Williams’ sister, Kristine Mitchell said when she video called her sister on Friday it was clear that her pain was unbearable.
“Last week, she said she can’t walk and I said what you mean you can’t walk,” Mitchell told Eyewitness News.
“She asked for a walker. When they did a scan on her leg, let’s say they did a scan last week Sunday, they got the results back on Wednesday and they noticed it was fluid.
“A female doctor apologized and said the port got infected. She was in so much pain. She was crying. I said this is enough.
“She said these people don’t check for you. She said she called the nurses and they slammed the door at one point. I had to call PMH because she was saying she can’t take the pain. The port was supposed to be removed from her groin. It was just removed on Saturday.”

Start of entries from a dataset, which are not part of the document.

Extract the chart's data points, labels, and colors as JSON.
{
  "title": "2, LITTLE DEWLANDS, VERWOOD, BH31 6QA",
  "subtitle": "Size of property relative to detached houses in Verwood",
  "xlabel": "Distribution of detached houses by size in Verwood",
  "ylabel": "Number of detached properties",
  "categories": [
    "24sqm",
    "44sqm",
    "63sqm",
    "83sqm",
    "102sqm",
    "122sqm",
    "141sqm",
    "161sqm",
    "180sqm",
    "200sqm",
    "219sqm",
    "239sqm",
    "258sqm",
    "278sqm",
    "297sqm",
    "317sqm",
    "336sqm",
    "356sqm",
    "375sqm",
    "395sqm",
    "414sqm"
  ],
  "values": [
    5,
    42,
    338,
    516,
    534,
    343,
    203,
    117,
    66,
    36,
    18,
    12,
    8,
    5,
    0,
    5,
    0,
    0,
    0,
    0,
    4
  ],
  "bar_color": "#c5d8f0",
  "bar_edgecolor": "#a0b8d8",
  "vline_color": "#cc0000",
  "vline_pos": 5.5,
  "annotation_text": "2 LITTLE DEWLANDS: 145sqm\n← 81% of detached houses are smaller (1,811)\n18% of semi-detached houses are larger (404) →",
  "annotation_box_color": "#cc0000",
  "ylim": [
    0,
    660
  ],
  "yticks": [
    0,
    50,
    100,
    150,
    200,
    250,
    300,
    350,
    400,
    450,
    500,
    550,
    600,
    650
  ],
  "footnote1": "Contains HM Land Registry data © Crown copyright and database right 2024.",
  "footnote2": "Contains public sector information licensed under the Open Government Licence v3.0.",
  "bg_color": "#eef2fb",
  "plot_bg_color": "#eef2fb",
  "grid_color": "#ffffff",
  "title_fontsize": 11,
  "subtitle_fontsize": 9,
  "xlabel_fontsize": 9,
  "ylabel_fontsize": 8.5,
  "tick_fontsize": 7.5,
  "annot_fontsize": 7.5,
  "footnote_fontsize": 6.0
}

Mitchell said relatives were fearful that Williams would lose her life waiting on surgery, despite being pushed up on the waiting list since the infection.
“They didn’t want to send her home because they said without the proper care it would get infected, but it got infected under their watch,” she said.
“She was supposed to have surgery to put the port in the chest area. But they said there is a waiting list. She is on the waiting list. They said she might have to spend three months in the hospital because the list is so long.
“She is on a drip. She is not doing dialysis now. I think they’re saying now that she had the infection that she has been pushed up on the list. I’ve seen her cry a million times in there, and she is a strong woman. She has chronic sinus.
On Wednesday, the Public Hospitals Authority and PMH advised the public that only emergency cases were encouraged to use the Emergency Department at PMH, while non-emergency patients have been asked to seek care from their primary care physicians or utilize community clinics.
Earlier this month, PMH expanded its visitation for elderly patients to two visits per patient, but visitation on general wards remains limited to patients aged 60 years and older.
Mitchell said not being able to visit her sister, who is 55, has compounded the issues.
Relatives take turns collecting her clothes to wash and drop off fresh garments and other items as needed.
“Friday was just the breaking point for us,” she said.
“I video called her Friday, but I got so scared. When I video called her, she said she can’t take the pain no more. She said ‘help me father, help me Father’. You’re there to get help, but you’re in constant pain. She can’t walk to the restroom. She can’t go to bathe. Their job is to serve and help people.”
Mitchell said: “They’re only giving her pain medication. When I asked her what’s the level of her pain from 1-10, she said 100.”